A tiny, wicked voice at the back of my mind asks me why my life is any better now, marching to America’s drum. I am still hunting people for their thoughts. I can imagine Sergei taunting me, telling me I am still trying to remake the world in someone else’s vision. The doubt, however, is strictly mine.
But when I look past the rainbow landscape, the shops with overflowing shelves, the rattle and hiss of daily life that spills from every mouth and machine, I can see the difference. It’s an absence—an absenc
e of guards, of bindings, of a rabid fear to comply. And in that absence, human will and creativity and resourcefulness have grown, unchecked, filling every possible crevice like some tenacious, lovely weed. These people refuse to be stopped. There is nothing to stop me here.
“I’m gonna park the car,” Al calls out his rolled-down window. “You kids have fun. If you get into any trouble, just give me a shout—I’ll be right around the corner.” He taps his temple.
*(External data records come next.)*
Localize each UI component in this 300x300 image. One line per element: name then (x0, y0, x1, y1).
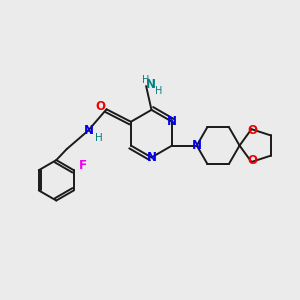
Text: N: N (146, 151, 157, 164)
Text: F: F (79, 158, 87, 172)
Text: O: O (248, 154, 258, 167)
Text: H: H (94, 133, 102, 143)
Text: H: H (142, 75, 150, 85)
Text: N: N (84, 124, 94, 137)
Text: O: O (95, 100, 105, 113)
Text: N: N (192, 139, 202, 152)
Text: O: O (248, 124, 258, 137)
Text: N: N (167, 115, 177, 128)
Text: H: H (155, 86, 162, 96)
Text: N: N (146, 78, 156, 92)
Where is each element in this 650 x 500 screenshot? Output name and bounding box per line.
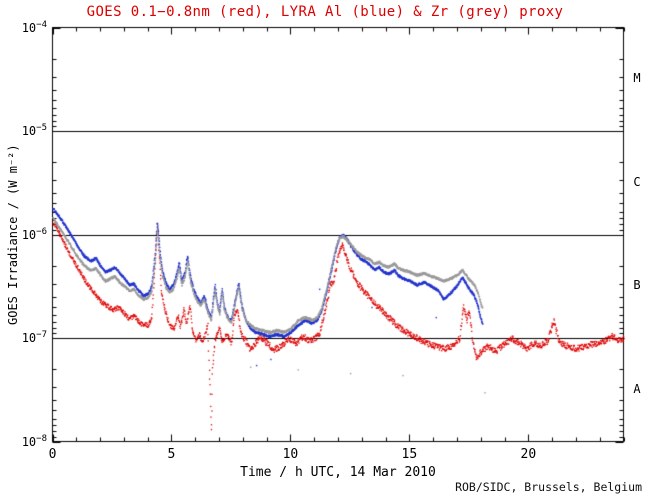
x-tick-label: 10 <box>282 447 299 462</box>
y-tick-label: 10−8 <box>21 433 47 449</box>
x-tick-label: 5 <box>167 447 176 462</box>
y-tick-label: 10−5 <box>21 123 47 138</box>
x-tick-label: 0 <box>48 447 57 462</box>
flare-class-label-B: B <box>633 278 641 293</box>
y-tick-label: 10−7 <box>21 330 47 345</box>
credit-text: ROB/SIDC, Brussels, Belgium <box>455 480 642 494</box>
x-tick-label: 20 <box>520 447 537 462</box>
y-tick-label: 10−4 <box>21 19 47 35</box>
flare-class-label-C: C <box>633 174 641 189</box>
flare-class-label-M: M <box>633 71 641 86</box>
y-tick-label: 10−6 <box>21 226 47 242</box>
x-tick-label: 15 <box>401 447 418 462</box>
flare-class-label-A: A <box>633 381 641 396</box>
x-axis-title: Time / h UTC, 14 Mar 2010 <box>240 465 436 480</box>
plot-title: GOES 0.1−0.8nm (red), LYRA Al (blue) & Z… <box>86 4 564 20</box>
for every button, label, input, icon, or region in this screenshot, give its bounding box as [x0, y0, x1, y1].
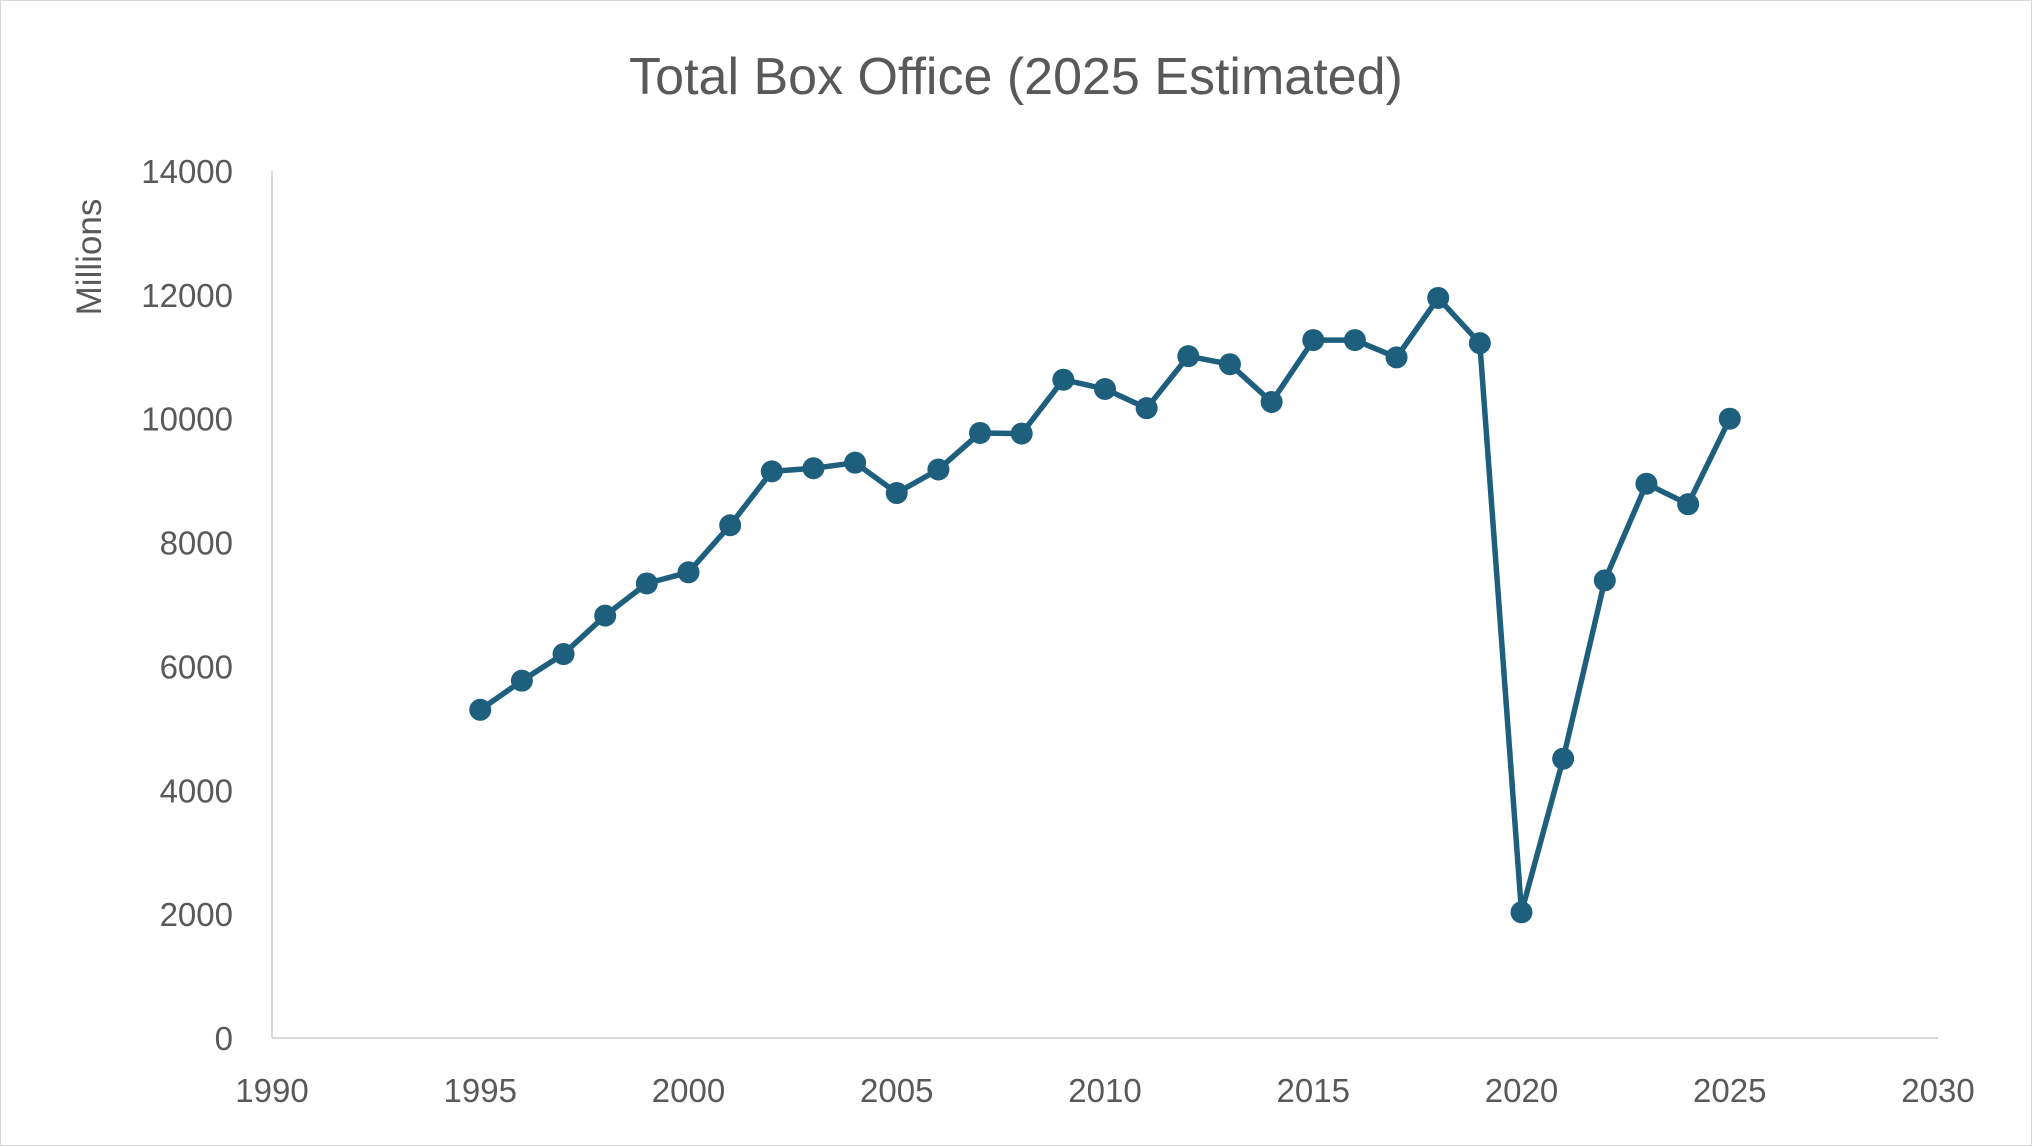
data-point — [594, 604, 617, 627]
data-point — [1427, 286, 1450, 309]
data-point — [635, 572, 658, 595]
x-tick-label: 1990 — [235, 1072, 308, 1109]
x-tick-label: 2010 — [1068, 1072, 1141, 1109]
data-point — [1094, 377, 1116, 400]
y-tick-label: 4000 — [160, 772, 233, 809]
data-point — [1468, 332, 1491, 355]
y-tick-label: 10000 — [141, 401, 233, 438]
data-point — [1718, 407, 1741, 430]
data-point — [1052, 368, 1075, 391]
data-point — [760, 460, 783, 483]
x-tick-label: 2000 — [652, 1072, 725, 1109]
y-tick-labels: 0 2000 4000 6000 8000 10000 12000 14000 — [141, 153, 233, 1057]
data-point — [719, 514, 742, 537]
data-point — [469, 698, 492, 721]
data-point — [802, 457, 825, 480]
x-tick-label: 2025 — [1693, 1072, 1766, 1109]
y-tick-label: 12000 — [141, 277, 233, 314]
data-point — [510, 669, 533, 692]
chart-title: Total Box Office (2025 Estimated) — [629, 48, 1403, 106]
x-tick-label: 2020 — [1485, 1072, 1558, 1109]
data-point — [844, 451, 867, 474]
data-point — [1635, 472, 1658, 495]
x-tick-label: 2005 — [860, 1072, 933, 1109]
data-point — [1260, 390, 1283, 413]
series-points-group — [469, 286, 1741, 924]
data-point — [1302, 329, 1325, 352]
data-point — [1010, 422, 1033, 445]
y-tick-label: 6000 — [160, 648, 233, 685]
x-tick-label: 2030 — [1901, 1072, 1974, 1109]
data-point — [1510, 901, 1533, 924]
data-point — [885, 482, 908, 505]
y-tick-label: 0 — [215, 1020, 233, 1057]
y-tick-label: 8000 — [160, 525, 233, 562]
x-tick-labels: 1990 1995 2000 2005 2010 2015 2020 2025 2030 — [235, 1072, 1974, 1109]
y-tick-label: 2000 — [160, 896, 233, 933]
y-axis-title: Millions — [70, 199, 109, 316]
data-point — [1218, 353, 1241, 376]
data-point — [1177, 345, 1200, 368]
data-point — [969, 421, 992, 444]
data-point — [1552, 747, 1575, 770]
data-point — [1677, 493, 1700, 516]
data-point — [1593, 569, 1616, 592]
y-tick-label: 14000 — [141, 153, 233, 190]
data-point — [927, 458, 950, 481]
data-point — [552, 643, 575, 666]
x-tick-label: 1995 — [444, 1072, 517, 1109]
data-point — [677, 561, 700, 584]
data-point — [1343, 329, 1366, 352]
x-tick-label: 2015 — [1277, 1072, 1350, 1109]
data-point — [1135, 397, 1158, 420]
data-point — [1385, 346, 1408, 369]
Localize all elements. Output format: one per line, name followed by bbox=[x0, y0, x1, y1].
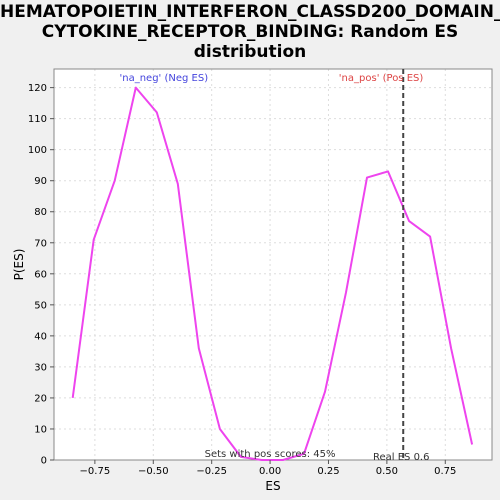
chart-title-line-3: distribution bbox=[193, 42, 307, 62]
chart-title: HEMATOPOIETIN_INTERFERON_CLASSD200_DOMAI… bbox=[0, 2, 500, 62]
y-tick-label: 100 bbox=[28, 145, 47, 156]
y-tick-label: 80 bbox=[34, 207, 47, 218]
y-axis-label: P(ES) bbox=[12, 249, 26, 281]
y-tick-label: 60 bbox=[34, 269, 47, 280]
y-tick-label: 110 bbox=[28, 114, 47, 125]
x-axis: −0.75 −0.50 −0.25 0.00 0.25 0.50 0.75 bbox=[80, 460, 456, 477]
chart-title-line-1: HEMATOPOIETIN_INTERFERON_CLASSD200_DOMAI… bbox=[0, 2, 500, 22]
grid bbox=[54, 69, 492, 460]
x-tick-label: −0.75 bbox=[80, 466, 111, 477]
x-axis-label: ES bbox=[265, 479, 280, 493]
pos-es-annotation: 'na_pos' (Pos ES) bbox=[339, 73, 424, 84]
x-tick-label: −0.25 bbox=[196, 466, 227, 477]
real-es-label: Real ES 0.6 bbox=[373, 452, 429, 463]
y-axis: 0 10 20 30 40 50 60 70 80 90 100 110 120 bbox=[28, 83, 54, 467]
y-tick-label: 40 bbox=[34, 331, 47, 342]
x-tick-label: 0.75 bbox=[434, 466, 456, 477]
y-tick-label: 90 bbox=[34, 176, 47, 187]
x-tick-label: 0.50 bbox=[376, 466, 398, 477]
y-tick-label: 120 bbox=[28, 83, 47, 94]
y-tick-label: 50 bbox=[34, 300, 47, 311]
y-tick-label: 10 bbox=[34, 424, 47, 435]
x-tick-label: 0.00 bbox=[259, 466, 281, 477]
y-tick-label: 70 bbox=[34, 238, 47, 249]
plot-background bbox=[54, 69, 492, 460]
x-tick-label: −0.50 bbox=[138, 466, 169, 477]
y-tick-label: 30 bbox=[34, 362, 47, 373]
es-density-line bbox=[71, 86, 474, 461]
x-tick-label: 0.25 bbox=[317, 466, 339, 477]
series-layer bbox=[71, 86, 474, 461]
pos-scores-annotation: Sets with pos scores: 45% bbox=[205, 449, 336, 460]
y-tick-label: 20 bbox=[34, 393, 47, 404]
chart-title-line-2: CYTOKINE_RECEPTOR_BINDING: Random ES bbox=[41, 22, 459, 42]
y-tick-label: 0 bbox=[41, 456, 47, 467]
neg-es-annotation: 'na_neg' (Neg ES) bbox=[119, 73, 208, 84]
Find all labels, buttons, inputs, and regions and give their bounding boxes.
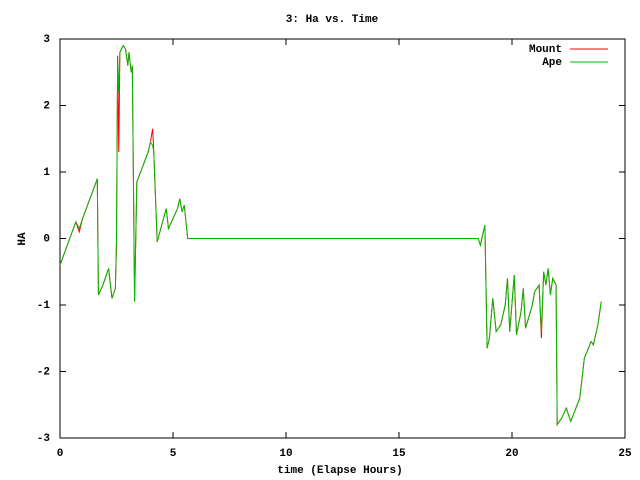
chart-title: 3: Ha vs. Time: [286, 14, 379, 26]
legend-label: Mount: [529, 44, 562, 56]
y-tick-label: 0: [43, 233, 50, 245]
x-tick-label: 15: [392, 448, 406, 460]
series-line: [59, 44, 602, 427]
x-tick-label: 5: [170, 448, 177, 460]
y-tick-label: 3: [43, 34, 50, 46]
x-tick-label: 10: [279, 448, 292, 460]
x-axis-label: time (Elapse Hours): [277, 465, 402, 477]
x-tick-label: 20: [505, 448, 518, 460]
legend-label: Ape: [542, 57, 562, 69]
x-tick-label: 0: [57, 448, 64, 460]
x-tick-label: 25: [618, 448, 632, 460]
y-tick-label: -1: [37, 300, 51, 312]
y-tick-label: -2: [37, 366, 50, 378]
y-axis-label: HA: [17, 232, 29, 246]
y-tick-label: 2: [43, 100, 50, 112]
y-tick-label: 1: [43, 167, 50, 179]
series-line: [59, 44, 602, 427]
y-tick-label: -3: [37, 433, 51, 445]
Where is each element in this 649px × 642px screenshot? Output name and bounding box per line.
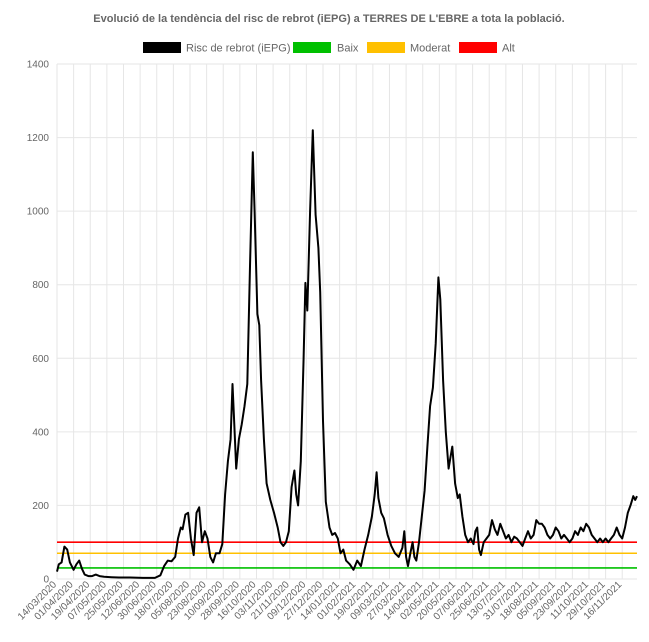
legend-swatch xyxy=(143,42,181,53)
legend-label: Baix xyxy=(337,43,359,55)
series-layer xyxy=(57,130,637,578)
y-tick-label: 600 xyxy=(32,354,49,365)
legend-label: Moderat xyxy=(410,43,450,55)
y-tick-label: 800 xyxy=(32,280,49,291)
legend-label: Alt xyxy=(502,43,515,55)
x-axis: 14/03/202001/04/202019/04/202007/05/2020… xyxy=(16,579,625,622)
y-tick-label: 1200 xyxy=(27,133,50,144)
legend-swatch xyxy=(367,42,405,53)
threshold-lines xyxy=(57,542,637,568)
y-tick-label: 1400 xyxy=(27,60,50,71)
series-line-iepg xyxy=(57,130,637,578)
legend: Risc de rebrot (iEPG) Baix Moderat Alt xyxy=(143,42,515,55)
chart-title: Evolució de la tendència del risc de reb… xyxy=(93,13,564,25)
legend-label: Risc de rebrot (iEPG) xyxy=(186,43,291,55)
legend-swatch xyxy=(293,42,331,53)
y-tick-label: 1000 xyxy=(27,207,50,218)
grid xyxy=(57,64,637,579)
legend-swatch xyxy=(459,42,497,53)
y-tick-label: 200 xyxy=(32,501,49,512)
y-tick-label: 400 xyxy=(32,427,49,438)
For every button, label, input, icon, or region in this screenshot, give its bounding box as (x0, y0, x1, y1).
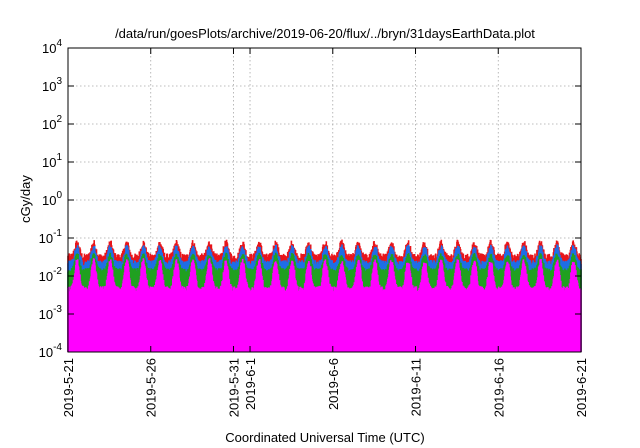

No guards with machine guns monitoring our every step when we’re permitted out into the world, no threat of violence against my family if I make an unapproved move. Yes, I can live like this.
“I’m so excited to see what you can do,” Donna says as we wait at the crosswalk. Judd hovers behind us, arms crossed. “It’s nice to have another girl on the team.”
“What about Marylou?” I ask.
Donna sighs, ponytail swinging. “She doesn’t count. She almost never talks, and when she does, you wish she’d stop. She’s more of a clueless beatnik than that guy on Dobbie Gillis.” She peers at me from the corner of her eye, like she’s challenging me: Don’t be like Marylou. Talk, but only in a way that amuses me.
Donna pauses in front of the big window of a men’s suit shop, watching a young man having his measurements taken, the tailor straining to wrap the tape around his sculpted chest. Donna traces her index finger along the windowpane, one curving line, then another to mirror it—the shape of a heart. But she’s gone from the window and swaying down the street in seconds, the boy already forgotten.
“I guess I don’t blame you for being shy,” she says. “I mean, Russia must be so different from life here. Gosh, I’m from California, and even I don’t understand Washington yet.” She smiles so perfectly that I can’t imagine that’s true. “In Los Angeles, everyone is so gorgeous, and they just want to share and share when you talk to them. I had no trouble learning anything I could possibly want to know from someone. I barely had to use my ability at all. But everyone’s so suspicious here.”